The Finger Lakes Land Trust (FLLT) was named Most Effective at Engaging the Public. For over 30 years, the FLLT has conserved more than 18,000 acres through land acquisition and protection in the Southern Tier of New York. Although the FLLT namesake lies outside the Chesapeake Bay watershed, half of the area the land trust protects includes the critical headwaters of the Chesapeake Bay. Water, forests, and land conservation are deeply engrained within FLLT mission, and it shows through their on-the-ground efforts. Recent acquisitions include: the 290 acre Logan Hill nature preserve that protects significant forested acreage and over 5,000 feet of forested creek; the Krause Valleke property of 86 acres of mature forest adjacent to New York’s largest Wildlife Management Area, Connecticut Hill; and the Howell Roehlke Conservation Easement, composed of 218 acres adjacent to Mark Twain’s historic summer home, Quarry Farm. Kris West accepted the award.
Judy Okay of J&J Consulting was named Greatest-on-the-Ground Impact. Judy has served the Chesapeake Bay community for over 25 years as a leader both in riparian forest buffers and urban tree canopy. As a long-time Chesapeake Bay Forestry Workgroup member, Judy has contributed to nearly every major strategic effort that has advanced forests as a key part of our Chesapeake Restoration Strategy. She took the lead coordinating Virginia’s efforts to launch RFB establishment after the first goals were set in the 1990s, contributed her scientific expertise to the Chesapeake Bay Program’s water quality effectiveness guidelines for the watershed model, especially as it related to riparian forest buffers, and served a critical role in developing the first guidance on the establishment and management of riparian forest buffers. Judy continues to serve as a mentor for scores of foresters, in the field and classroom, on advance techniques in buffer planting and landowner engagement.

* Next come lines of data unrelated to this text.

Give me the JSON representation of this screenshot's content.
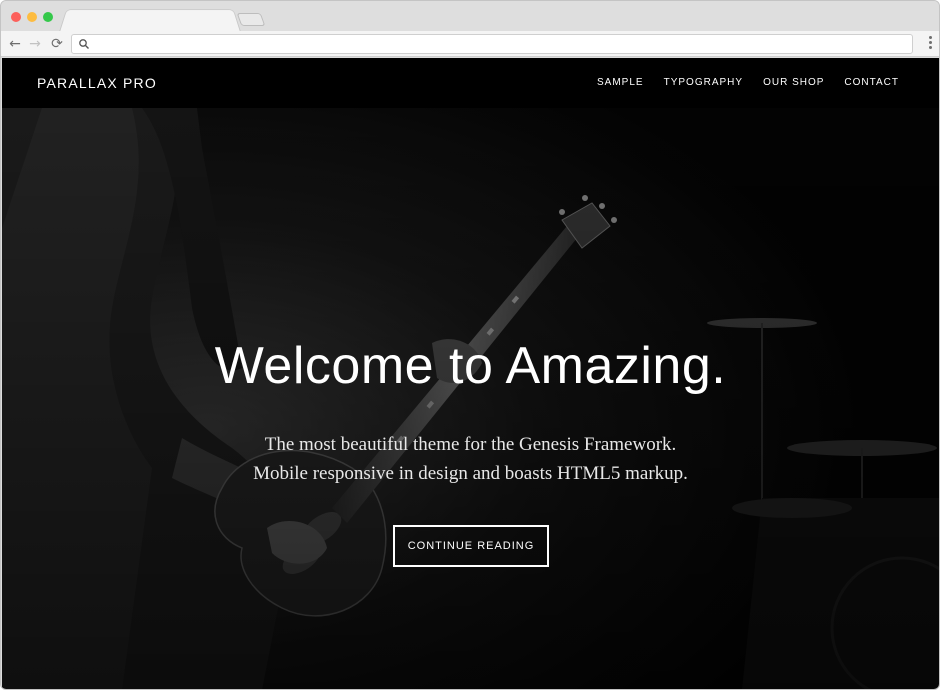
{
  "browser": {
    "address_bar": {
      "value": "",
      "icon": "search-icon"
    },
    "colors": {
      "close": "#fc605b",
      "minimize": "#fdbc40",
      "zoom": "#34c84a"
    }
  },
  "site": {
    "title": "PARALLAX PRO",
    "nav": [
      {
        "label": "SAMPLE"
      },
      {
        "label": "TYPOGRAPHY"
      },
      {
        "label": "OUR SHOP"
      },
      {
        "label": "CONTACT"
      }
    ]
  },
  "hero": {
    "title": "Welcome to Amazing.",
    "text_line1": "The most beautiful theme for the Genesis Framework.",
    "text_line2": "Mobile responsive in design and boasts HTML5 markup.",
    "button_label": "CONTINUE READING",
    "background": "black-and-white-guitarist-photo"
  }
}
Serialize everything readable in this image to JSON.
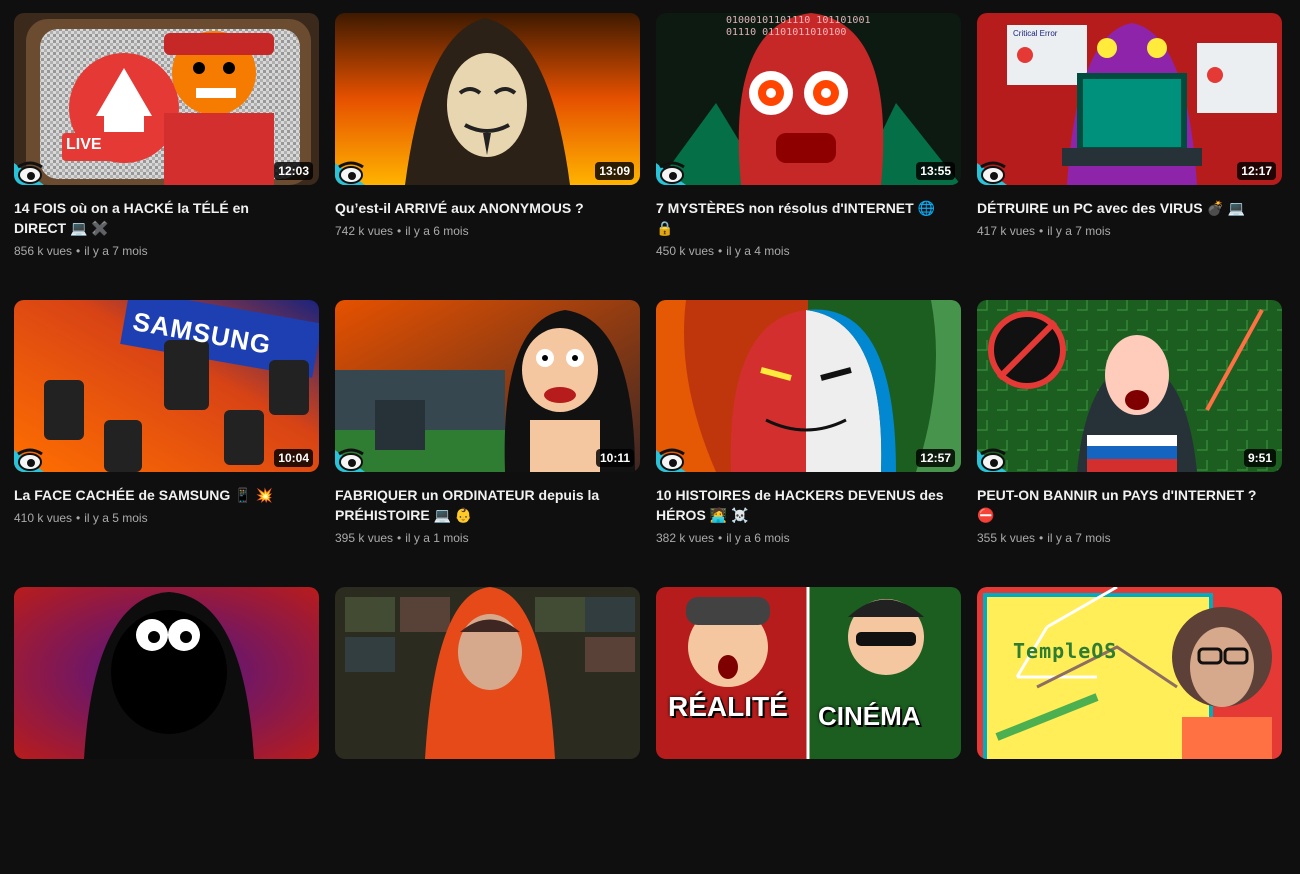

Jed Shilling of Loudoun County, Virginia was named Exemplary Forest Steward. In 1991, Jed Shilling and his wife, Jane Pratt, purchased their property in Loudoun County, VA. At the time, it was 100-percent abandoned cow pastures. When they built their home, they were told it would require 34 trees to build its timber frame construction. They decided to plant 34 trees to offset those used for the house. Since then, Jed afforested over 31 acres of the property with hardwoods and loblolly pines, and has placed a conservation easement on the property. What makes Jed really stand out as a forest steward is his dedication and commitment to the uphill battle that is afforestation. This drive is best captured in a quote by Kyle Dingus, Virginia Department of Forestry area forester for the Northern Virginia region: “In my work, I meet with a lot of forest landowners. John has stood out to me because of his passion for managing his property and his fervor in implementing my recommendations. He has a positive attitude and willingness to learn about programs. I see the work that he has done as a model to show other landowners that in one’s lifetime you can take marginal land and mold it for the good of conservation. That is why his story is so important: he bought his property, sought assistance for management, implemented recommended projects and even has a conservation easement that will protect the hard work! He shows concern and respect for his land and his passion is contagious.”